Ormat is adding the solar PV to its 24 MW baseload Tungsten Mountain geothermal power plant located in Churchill County, Nevada, that began commercial operation in December 2017. The plant is expected to generate approximately $15 million in average annual revenue.
Since the geothermal plant does not operate as efficiently at high mid-day temperatures, the PV, which peaks at mid-day, will boost the energy output to maximize the energy sold to SCPPA. In other hybrid solar-geothermal cases, thermal solar cooling lines are used to lower the temperature of the solar PV, which helps the PV maintain maximum efficiency. PV solar cells lose efficiency rapidly when the cell temperature goes above 149 degrees Fahrenheit under direct sun.
The power purchase agreement (PPA) that SCPPA signed with Ormat is for 150 MW, with a minimum capacity of 135 MW and maximum potential capacity of 185 MW. The portfolio PPA, fulfilled by several Ormat generating projects, is for a term of approximately 26 years, expiring in December 2043, according to Ormat.
Ormat recently sold a share of the Tungsten Mountain project to an unnamed private investor for an initial purchase price of $33.4 million, with additional installments that are expected to amount to $13 million, the company says. Ormat will continue to operate and maintain the power plant and will receive substantially all the distributable cash flow generated by the power plant, it says.

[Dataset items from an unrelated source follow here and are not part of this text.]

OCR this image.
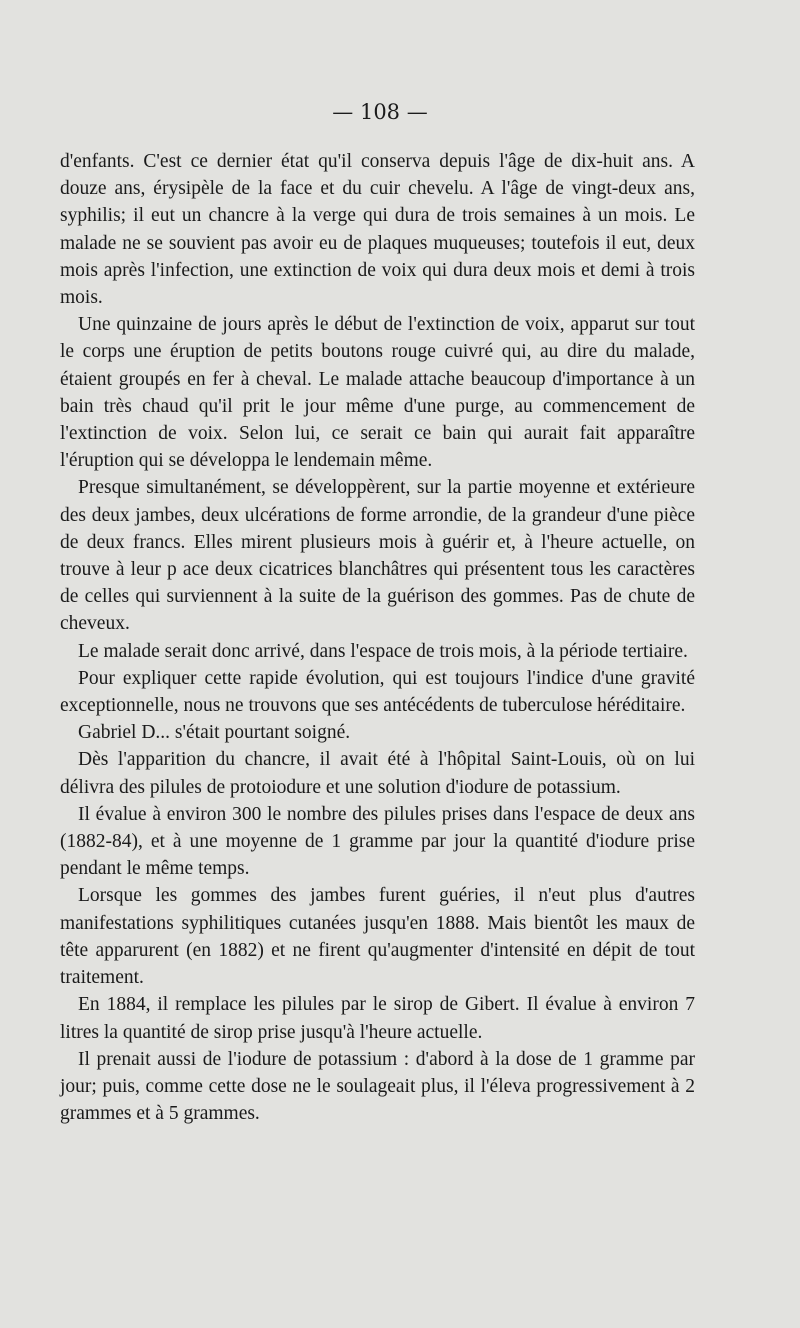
— 108 —

d'enfants. C'est ce dernier état qu'il conserva depuis l'âge de dix-huit ans. A douze ans, érysipèle de la face et du cuir chevelu. A l'âge de vingt-deux ans, syphilis; il eut un chancre à la verge qui dura de trois semaines à un mois. Le malade ne se souvient pas avoir eu de plaques muqueuses; toutefois il eut, deux mois après l'infection, une extinction de voix qui dura deux mois et demi à trois mois.

Une quinzaine de jours après le début de l'extinction de voix, apparut sur tout le corps une éruption de petits boutons rouge cuivré qui, au dire du malade, étaient groupés en fer à cheval. Le malade attache beaucoup d'importance à un bain très chaud qu'il prit le jour même d'une purge, au commencement de l'extinction de voix. Selon lui, ce serait ce bain qui aurait fait apparaître l'éruption qui se développa le lendemain même.

Presque simultanément, se développèrent, sur la partie moyenne et extérieure des deux jambes, deux ulcérations de forme arrondie, de la grandeur d'une pièce de deux francs. Elles mirent plusieurs mois à guérir et, à l'heure actuelle, on trouve à leur p ace deux cicatrices blanchâtres qui présentent tous les caractères de celles qui surviennent à la suite de la guérison des gommes. Pas de chute de cheveux.

Le malade serait donc arrivé, dans l'espace de trois mois, à la période tertiaire.

Pour expliquer cette rapide évolution, qui est toujours l'indice d'une gravité exceptionnelle, nous ne trouvons que ses antécédents de tuberculose héréditaire.

Gabriel D... s'était pourtant soigné.

Dès l'apparition du chancre, il avait été à l'hôpital Saint-Louis, où on lui délivra des pilules de protoiodure et une solution d'iodure de potassium.

Il évalue à environ 300 le nombre des pilules prises dans l'espace de deux ans (1882-84), et à une moyenne de 1 gramme par jour la quantité d'iodure prise pendant le même temps.

Lorsque les gommes des jambes furent guéries, il n'eut plus d'autres manifestations syphilitiques cutanées jusqu'en 1888. Mais bientôt les maux de tête apparurent (en 1882) et ne firent qu'augmenter d'intensité en dépit de tout traitement.

En 1884, il remplace les pilules par le sirop de Gibert. Il évalue à environ 7 litres la quantité de sirop prise jusqu'à l'heure actuelle.

Il prenait aussi de l'iodure de potassium : d'abord à la dose de 1 gramme par jour; puis, comme cette dose ne le soulageait plus, il l'éleva progressivement à 2 grammes et à 5 grammes.
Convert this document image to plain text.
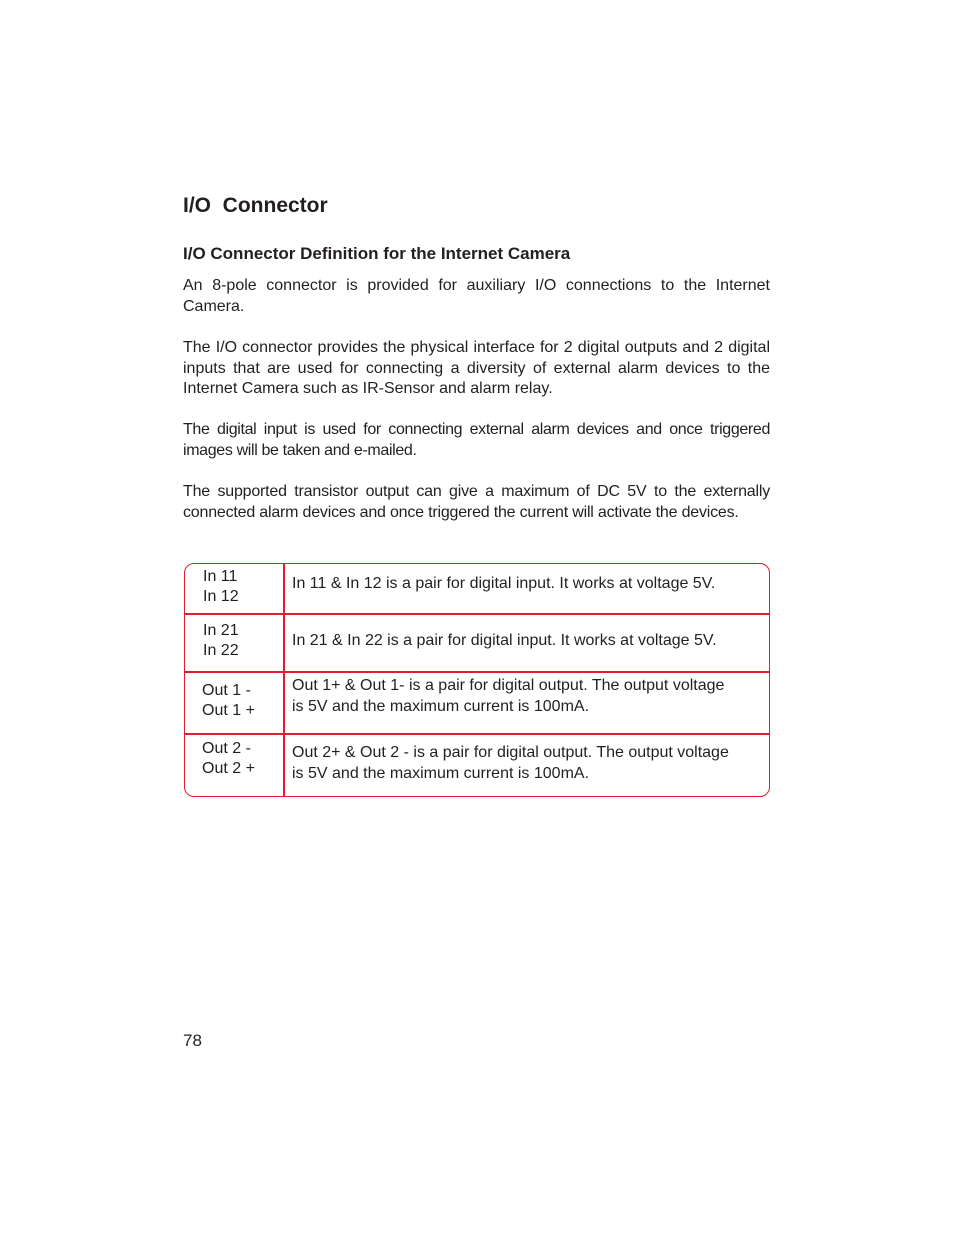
I/O  Connector
I/O Connector Definition for the Internet Camera

An 8-pole connector is provided for auxiliary I/O connections to the Internet Camera.

The I/O connector provides the physical interface for 2 digital outputs and 2 digital inputs that are used for connecting a diversity of external alarm devices to the Internet Camera such as IR-Sensor and alarm relay.

The digital input is used for connecting external alarm devices and once triggered images will be taken and e-mailed.

The supported transistor output can give a maximum of DC 5V to the externally connected alarm devices and once triggered the current will activate the devices.

In 11
In 12
In 11 & In 12 is a pair for digital input. It works at voltage 5V.
In 21
In 22
In 21 & In 22 is a pair for digital input. It works at voltage 5V.
Out 1 -
Out 1 +
Out 1+ & Out 1- is a pair for digital output. The output voltage
is 5V and the maximum current is 100mA.
Out 2 -
Out 2 +
Out 2+ & Out 2 - is a pair for digital output. The output voltage
is 5V and the maximum current is 100mA.
78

“We are excited to close another partnership transaction that enable us to better benefit from tax incentives available to geothermal projects,” commented Isaac Angel, Ormat’s CEO, at the time of the sale.

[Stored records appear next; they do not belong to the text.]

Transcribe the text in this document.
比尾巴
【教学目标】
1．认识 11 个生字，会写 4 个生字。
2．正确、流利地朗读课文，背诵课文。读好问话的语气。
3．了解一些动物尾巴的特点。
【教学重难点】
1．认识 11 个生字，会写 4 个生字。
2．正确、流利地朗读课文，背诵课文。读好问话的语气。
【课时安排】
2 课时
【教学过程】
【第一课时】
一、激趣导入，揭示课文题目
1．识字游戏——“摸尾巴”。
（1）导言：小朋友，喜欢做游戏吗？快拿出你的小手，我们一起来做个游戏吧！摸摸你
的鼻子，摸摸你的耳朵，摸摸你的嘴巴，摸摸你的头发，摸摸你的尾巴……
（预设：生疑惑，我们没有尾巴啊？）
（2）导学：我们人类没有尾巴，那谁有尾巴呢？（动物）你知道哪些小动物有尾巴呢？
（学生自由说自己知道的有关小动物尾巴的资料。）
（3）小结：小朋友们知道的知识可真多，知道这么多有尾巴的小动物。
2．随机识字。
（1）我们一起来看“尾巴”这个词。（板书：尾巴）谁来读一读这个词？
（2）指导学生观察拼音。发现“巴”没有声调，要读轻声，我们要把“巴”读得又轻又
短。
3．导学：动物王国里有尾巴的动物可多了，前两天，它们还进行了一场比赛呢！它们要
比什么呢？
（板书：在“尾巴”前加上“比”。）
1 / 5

Tungsten Mountain is the first geothermal generation site at which Ormat plans to add solar generation to cover the parasitic load. Solar development is one of the elements of Ormat’s future growth plans, and has been a part of its strategy for a decade. “We ultimately hope to be able to leverage our technological capabilities over a variety of renewable energy platforms, including solar power generation and energy storage,” Ormat’s 2017 10K filing notes.

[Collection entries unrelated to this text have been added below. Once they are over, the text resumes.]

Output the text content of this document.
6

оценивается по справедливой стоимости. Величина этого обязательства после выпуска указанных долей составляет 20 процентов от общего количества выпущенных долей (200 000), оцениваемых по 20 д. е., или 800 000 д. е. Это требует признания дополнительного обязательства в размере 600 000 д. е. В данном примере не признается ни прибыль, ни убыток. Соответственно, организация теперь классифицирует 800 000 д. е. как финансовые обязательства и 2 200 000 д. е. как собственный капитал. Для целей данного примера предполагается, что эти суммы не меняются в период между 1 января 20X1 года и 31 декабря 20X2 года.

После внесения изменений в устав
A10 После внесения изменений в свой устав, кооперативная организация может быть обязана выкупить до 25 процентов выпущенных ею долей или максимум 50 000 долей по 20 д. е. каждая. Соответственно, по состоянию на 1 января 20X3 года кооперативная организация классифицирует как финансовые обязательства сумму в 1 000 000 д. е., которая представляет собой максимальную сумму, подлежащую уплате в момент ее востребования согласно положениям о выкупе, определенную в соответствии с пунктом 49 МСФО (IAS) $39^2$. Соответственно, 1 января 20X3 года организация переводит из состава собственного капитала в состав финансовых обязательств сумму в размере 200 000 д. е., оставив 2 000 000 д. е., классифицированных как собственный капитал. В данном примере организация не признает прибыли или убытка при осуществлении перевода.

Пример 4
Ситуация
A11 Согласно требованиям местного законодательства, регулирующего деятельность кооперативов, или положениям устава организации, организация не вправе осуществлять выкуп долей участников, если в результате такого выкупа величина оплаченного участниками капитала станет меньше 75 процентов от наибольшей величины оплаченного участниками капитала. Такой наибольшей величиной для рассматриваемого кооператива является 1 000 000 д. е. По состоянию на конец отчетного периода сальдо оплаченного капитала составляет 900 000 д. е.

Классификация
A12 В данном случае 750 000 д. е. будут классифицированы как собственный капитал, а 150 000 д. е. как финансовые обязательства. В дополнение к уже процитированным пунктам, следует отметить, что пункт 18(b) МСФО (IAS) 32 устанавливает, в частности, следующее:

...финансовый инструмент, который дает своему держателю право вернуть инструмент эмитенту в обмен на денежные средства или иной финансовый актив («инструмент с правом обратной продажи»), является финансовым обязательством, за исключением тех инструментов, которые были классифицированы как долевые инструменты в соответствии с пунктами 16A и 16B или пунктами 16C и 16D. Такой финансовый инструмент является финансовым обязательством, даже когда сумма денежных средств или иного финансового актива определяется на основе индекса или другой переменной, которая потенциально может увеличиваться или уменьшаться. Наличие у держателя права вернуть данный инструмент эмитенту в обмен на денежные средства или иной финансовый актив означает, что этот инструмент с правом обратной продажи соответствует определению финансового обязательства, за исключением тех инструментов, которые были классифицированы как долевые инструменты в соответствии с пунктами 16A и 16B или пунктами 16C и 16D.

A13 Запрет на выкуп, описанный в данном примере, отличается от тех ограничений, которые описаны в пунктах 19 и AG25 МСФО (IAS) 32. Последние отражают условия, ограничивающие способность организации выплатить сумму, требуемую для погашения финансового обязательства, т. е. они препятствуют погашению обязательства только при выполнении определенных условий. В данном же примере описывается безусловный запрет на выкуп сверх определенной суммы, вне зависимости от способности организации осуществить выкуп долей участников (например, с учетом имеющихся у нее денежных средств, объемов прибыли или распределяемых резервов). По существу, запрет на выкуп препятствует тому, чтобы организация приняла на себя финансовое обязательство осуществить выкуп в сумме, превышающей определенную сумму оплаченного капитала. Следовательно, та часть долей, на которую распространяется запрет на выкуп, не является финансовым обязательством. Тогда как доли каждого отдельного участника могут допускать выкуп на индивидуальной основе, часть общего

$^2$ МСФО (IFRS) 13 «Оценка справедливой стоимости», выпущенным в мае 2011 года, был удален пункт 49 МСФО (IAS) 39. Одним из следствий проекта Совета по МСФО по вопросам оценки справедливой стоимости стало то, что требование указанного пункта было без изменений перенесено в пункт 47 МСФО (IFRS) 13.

“Our focus currently is in installing solar PV systems in some of our operating geothermal power plants to reduce internal consumption loads. We are planning to install the first system in Tungsten Mountain. In addition, we are looking for hybrid projects that involve intermittent power (such as Solar PV) and energy storage,” the 10K report adds.
Not all of Ormat’s growth in solar will be organic. “We are actively pursuing domestic and international acquisition opportunities, both within our existing business lines and the solar power generation and energy storage businesses,” the 10K observes.
Part of Ormat’s solar plans involve the addition of energy storage, the key focus of its Viridity business, acquired in 2017. “As part of our services offering expansion through Viridity, we have developed our battery storage as a service strategy to provide comprehensive holistic solutions for energy storage, demand response, energy management through nimble and flexible business models, technology and product solutions,” the 10K states. “We plan to develop, build, own and operate energy storage facilities and provide related services in diversified markets,” the report adds.
In its first commercial solar project, in 2009, Ormat developed 36 MW of solar PV systems in Israel in a joint venture with privately held Sunday Energy. The development deal had an expected capital investment of $195 million, the company says. The energy generated by the joint venture is sold to Israel Electric Corporation under a 20-year power purchase agreement that generates some $30 million a year, Ormat says.
Sunday Energy is a solar energy operator, solution provider, and integrator with a current project pipeline of 200 MW, and a project backlog worth $550 million, the company profile says.
Ormat, based in Reno, has engineered, manufactured, and constructed over 2,500 MW of power plants, which it currently owns or has installed to utilities and developers worldwide, the company says. It is the largest US-based geothermal operator with an 800 MW portfolio, spread globally in the United States, Guatemala, Guadeloupe, Honduras, Indonesia and Kenya, the company adds.